Pasuruan, Jawa Timur
Kamis, 22 Februari 2024

Serunya Transaksi Jual Beli Udang di Pasar Lawang: Ibu Pedagang Berbagi Kesenangan dengan Pelanggan

Facebook
Twitter
LinkedIn
Pinterest
Pocket
WhatsApp

Portalarjuna.net, Lawang, 23 Januari 2024 – Suasana ceria dan ramai terlihat di salah satu lapak pedagang udang di Pasar Lawang, ketika Ibu Siti Rohmah, pedagang udang berpengalaman, tengah bertransaksi dengan pelanggannya. Transaksi ini tidak hanya tentang jual beli, tetapi juga menggambarkan keakraban dan keramahan dalam dunia pasar tradisional.

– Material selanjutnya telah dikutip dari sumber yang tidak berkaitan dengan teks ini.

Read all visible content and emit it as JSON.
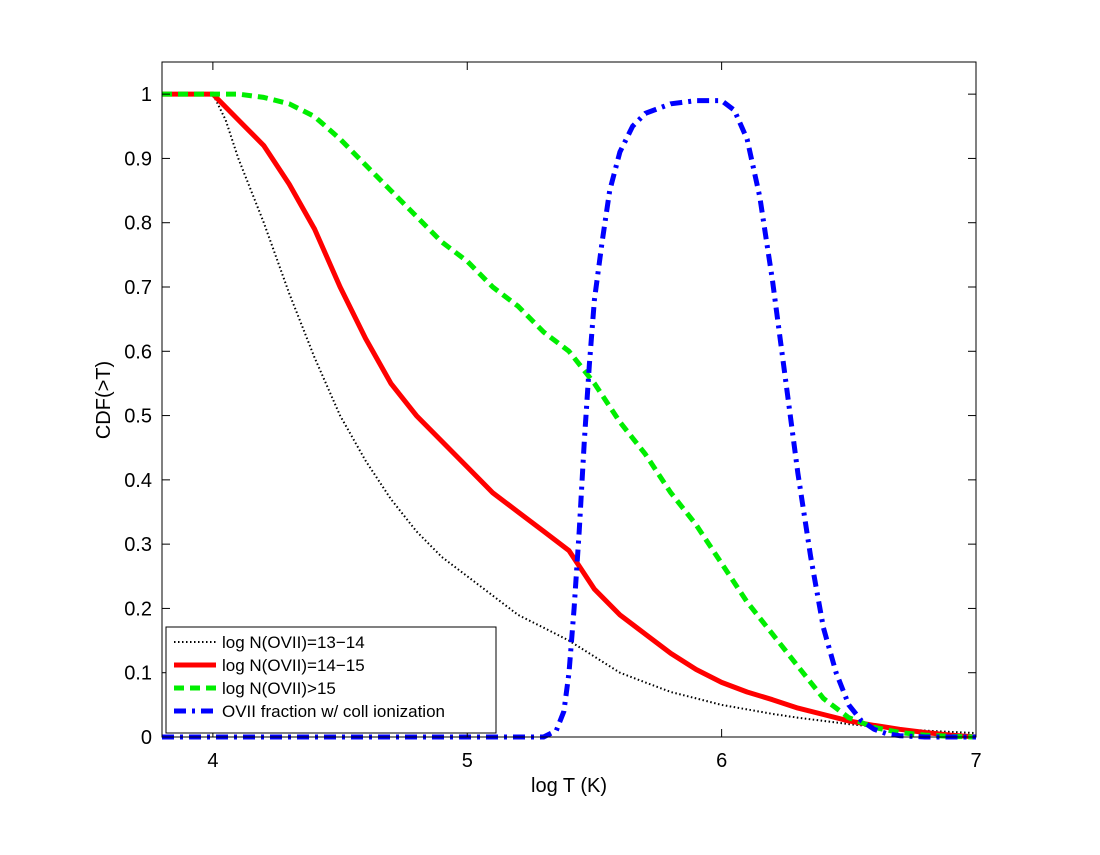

Dengan senyuman hangat, Ibu Siti menyambut pelanggannya yang datang mencari udang segar. “Selamat pagi, Bu Sri! Ada yang spesifik yang Anda cari hari ini?” tanya Ibu Siti sambil mengatur udang-udang segar di atas meja dagangannya.
Bu Sri, seorang pelanggan setia, tersenyum balik dan menjawab, “Saya ingin udang yang segar dan ukuran sedang. Anak-anak di rumah suka sekali dengan masakan udang.” Ibu Siti kemudian dengan cekatan memilihkan udang sesuai keinginan Bu Sri dari stok yang tersedia.

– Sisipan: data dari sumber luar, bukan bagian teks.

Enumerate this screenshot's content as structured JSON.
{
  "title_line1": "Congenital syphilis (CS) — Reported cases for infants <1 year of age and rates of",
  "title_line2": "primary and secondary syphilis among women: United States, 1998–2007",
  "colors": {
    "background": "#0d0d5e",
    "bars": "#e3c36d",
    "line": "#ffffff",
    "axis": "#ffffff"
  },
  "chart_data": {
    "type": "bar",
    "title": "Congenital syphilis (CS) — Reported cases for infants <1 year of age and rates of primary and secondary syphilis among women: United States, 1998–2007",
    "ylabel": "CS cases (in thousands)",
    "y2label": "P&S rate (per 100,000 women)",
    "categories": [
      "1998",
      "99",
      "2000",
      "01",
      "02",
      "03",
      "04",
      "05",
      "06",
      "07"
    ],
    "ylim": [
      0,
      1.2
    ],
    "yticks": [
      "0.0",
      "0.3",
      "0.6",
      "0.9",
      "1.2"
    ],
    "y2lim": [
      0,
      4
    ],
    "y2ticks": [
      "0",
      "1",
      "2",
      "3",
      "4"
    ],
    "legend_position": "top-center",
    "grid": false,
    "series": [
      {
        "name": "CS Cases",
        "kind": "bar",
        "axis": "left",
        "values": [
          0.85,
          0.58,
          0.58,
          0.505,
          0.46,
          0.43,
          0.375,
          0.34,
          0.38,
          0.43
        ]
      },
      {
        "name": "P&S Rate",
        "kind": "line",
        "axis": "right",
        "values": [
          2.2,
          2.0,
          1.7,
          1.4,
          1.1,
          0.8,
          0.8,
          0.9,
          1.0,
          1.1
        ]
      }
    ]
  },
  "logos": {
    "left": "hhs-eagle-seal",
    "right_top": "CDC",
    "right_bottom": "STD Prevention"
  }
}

Proses transaksi berlangsung dengan penuh keceriaan. Ibu Siti memberikan informasi tentang harga dan memberikan saran resep masakan udang yang mungkin menarik bagi keluarga Bu Sri. Mereka berdua tertawa dan berbagi cerita sambil menyelesaikan pembelian.

Setelah transaksi selesai, Bu Sri mengucapkan terima kasih kepada Ibu Siti. “Terima kasih, Bu Siti. Selalu senang berbelanja di sini. Udangnya selalu segar dan pelayanannya ramah sekali.”

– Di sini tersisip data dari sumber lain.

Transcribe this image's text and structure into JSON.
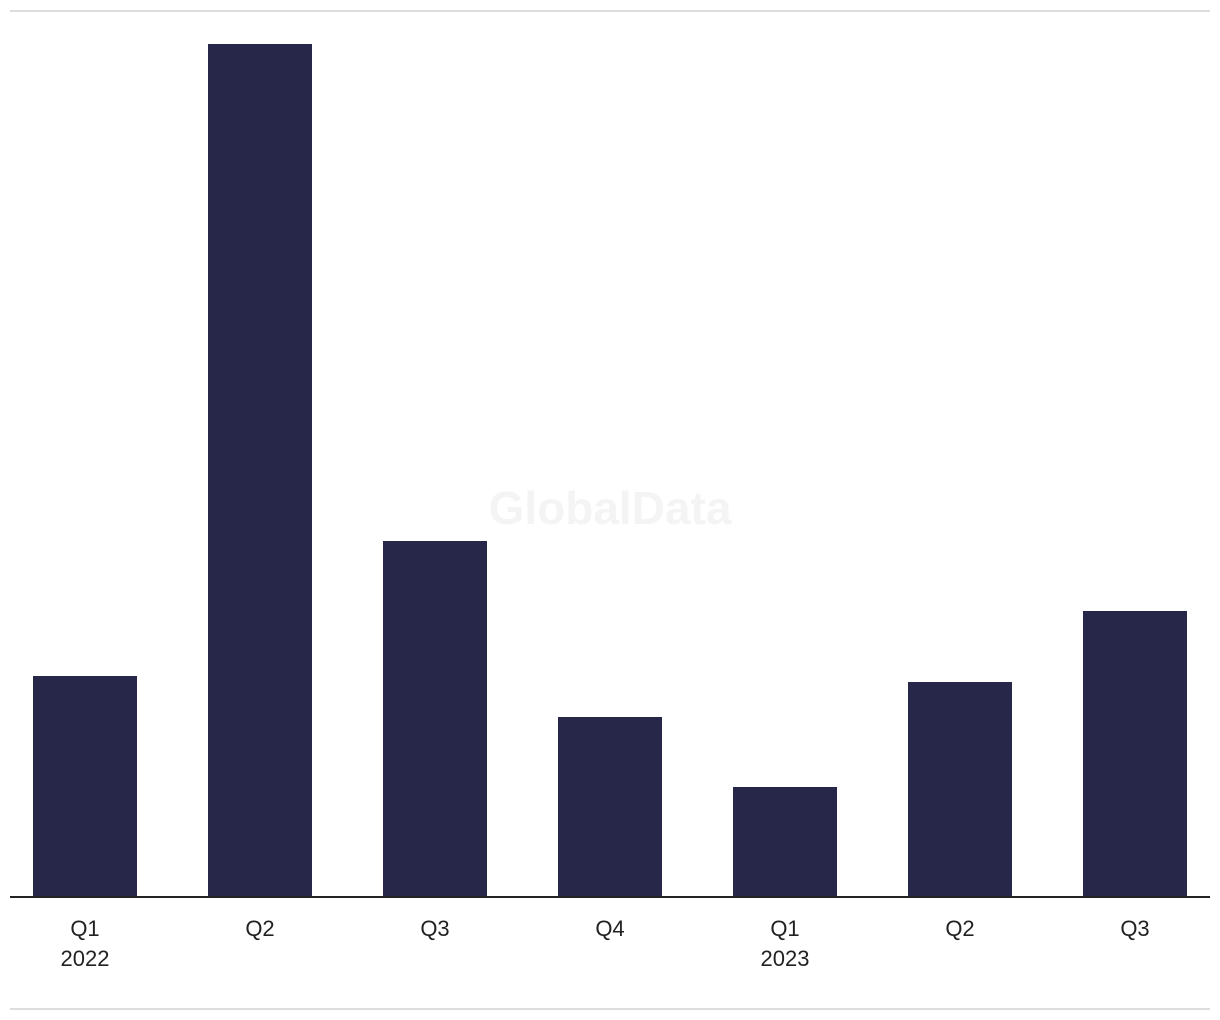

Ibu Siti Rohmah berbagi kesan tentang pekerjaannya. “Saya selalu senang berinteraksi dengan pelanggan. Transaksi bukan hanya sekadar jual beli, tetapi juga membangun hubungan yang baik. Saya berusaha memberikan yang terbaik untuk pelanggan saya.”

Ketua Asosiasi Pedagang Pasar Lawang, Bapak Ahmad Sudarmo, menekankan pentingnya hubungan personal antara pedagang dan pelanggan di pasar tradisional. “Ketika pedagang dan pelanggan saling mengenal, suasana pasar menjadi lebih hangat dan bersahabat. Ini adalah daya tarik pasar tradisional yang tidak bisa diukur dengan angka.”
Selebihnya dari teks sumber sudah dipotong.